LaFave couldn’t have been less worried. With Danny Click on lead guitar, Will Landin on bass and Wally Doggett on drums, the Austin singer-songwriter fired up two hours of ballads, rock and soulful blues. Keeping between-song banter to a minimum, LaFave drew on a selection of new and old, covers and originals. When he did chat, it was in the same manner that he performs, time the least of his concerns.
“This is just the kind of place Townes would be real comfortable in,” he mused. “When I saw these beautiful green hills up here, I thought of this Townes Van Zandt song.” But then that reminded him of pulling into a truck stop on the drive from his previous night’s show in Montreal, and how they had wound up talking about life on the road. A cover of Townes’ “Snowin’ On Raton” was the eventual punch line.
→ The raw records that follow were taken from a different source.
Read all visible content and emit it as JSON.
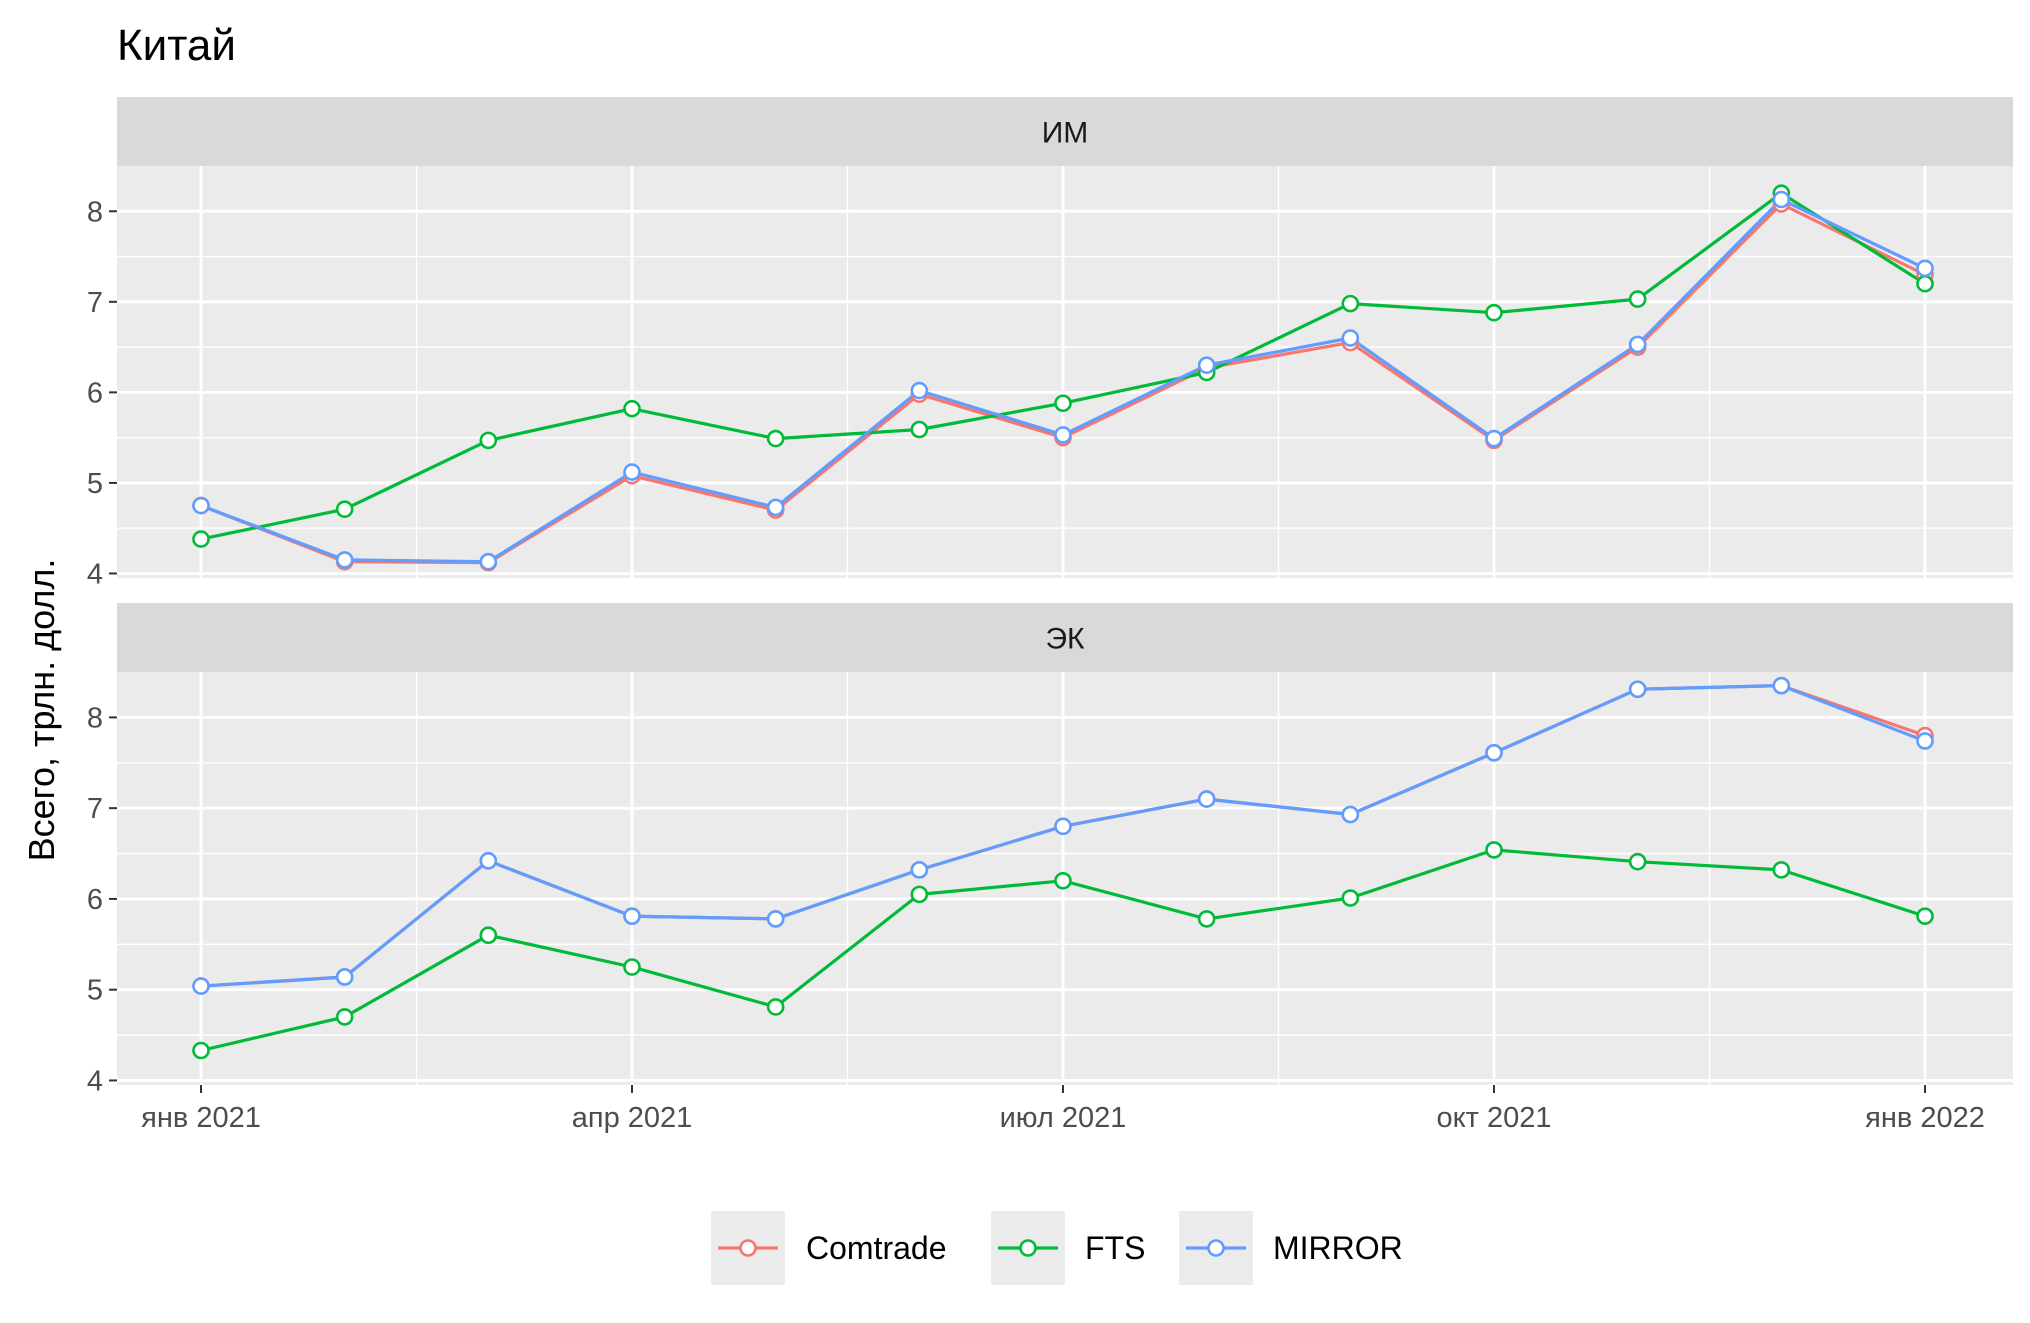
{
  "chart_data": {
    "type": "line",
    "title": "Китай",
    "ylabel": "Всего, трлн. долл.",
    "xlabel": "",
    "x_ticks": [
      "янв 2021",
      "апр 2021",
      "июл 2021",
      "окт 2021",
      "янв 2022"
    ],
    "x": [
      "2021-01",
      "2021-02",
      "2021-03",
      "2021-04",
      "2021-05",
      "2021-06",
      "2021-07",
      "2021-08",
      "2021-09",
      "2021-10",
      "2021-11",
      "2021-12",
      "2022-01"
    ],
    "ylim": [
      3.95,
      8.5
    ],
    "y_ticks": [
      4,
      5,
      6,
      7,
      8
    ],
    "grid": true,
    "legend": {
      "position": "bottom",
      "entries": [
        "Comtrade",
        "FTS",
        "MIRROR"
      ]
    },
    "colors": {
      "Comtrade": "#F8766D",
      "FTS": "#00BA38",
      "MIRROR": "#619CFF"
    },
    "panels": [
      {
        "label": "ИМ",
        "series": [
          {
            "name": "Comtrade",
            "values": [
              4.75,
              4.13,
              4.12,
              5.08,
              4.7,
              5.98,
              5.5,
              6.27,
              6.55,
              5.47,
              6.5,
              8.08,
              7.3
            ]
          },
          {
            "name": "FTS",
            "values": [
              4.38,
              4.71,
              5.47,
              5.82,
              5.49,
              5.59,
              5.88,
              6.22,
              6.98,
              6.88,
              7.03,
              8.2,
              7.2
            ]
          },
          {
            "name": "MIRROR",
            "values": [
              4.75,
              4.15,
              4.13,
              5.12,
              4.73,
              6.02,
              5.53,
              6.3,
              6.6,
              5.49,
              6.53,
              8.13,
              7.37
            ]
          }
        ]
      },
      {
        "label": "ЭК",
        "series": [
          {
            "name": "Comtrade",
            "values": [
              5.04,
              5.14,
              6.42,
              5.81,
              5.78,
              6.32,
              6.8,
              7.1,
              6.93,
              7.61,
              8.31,
              8.35,
              7.8
            ]
          },
          {
            "name": "FTS",
            "values": [
              4.33,
              4.7,
              5.6,
              5.25,
              4.81,
              6.05,
              6.2,
              5.78,
              6.01,
              6.54,
              6.41,
              6.32,
              5.81
            ]
          },
          {
            "name": "MIRROR",
            "values": [
              5.04,
              5.14,
              6.42,
              5.81,
              5.78,
              6.32,
              6.8,
              7.1,
              6.93,
              7.61,
              8.31,
              8.35,
              7.74
            ]
          }
        ]
      }
    ]
  }
}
That jaw about road life was for the benefit of Serena Ryder. She’s the girl LaFave heard singing in a hallway at last year’s Folk Alliance convention in Jacksonville, Florida, and has taken under his wing. Barely out of high school and accompanying LaFave on his Canadian tour, the Toronto-born Ryder, who opened the show, struck one audience member as a combination of Patsy Cline and Janis Joplin. Add a little Tracy Chapman and Etta James, and you’ve got the picture. Pipes. Presence. Potential.
Another youngster inspired a bit more stage talk. Born during his dad’s current tour, Jackson Delaney is Jimmy’s first child. “I’m still waiting for the FedExed pictures of him,” said LaFave, seemingly bemused at becoming a father at 46. “I’ll send this song out to my kid,” he added, and “Never Is A Moment”, from last year’s Texoma album, had suddenly been written for a child, not a woman: “From your head down to your toes/You are beautiful divine/If you hear music in the wind/My melody I hope you’ll find.”
And so it went. “Only One Angel”. “The Weight”. Blistering rock ‘n’ roll with Jimmy barely breaking a sweat. It was 1:20 Wednesday morning by the time he wrapped up “Mercury Blues” and the clutch of dancers packed it in. Another working day for most us, we headed back to the city, the rain over and stars glittering.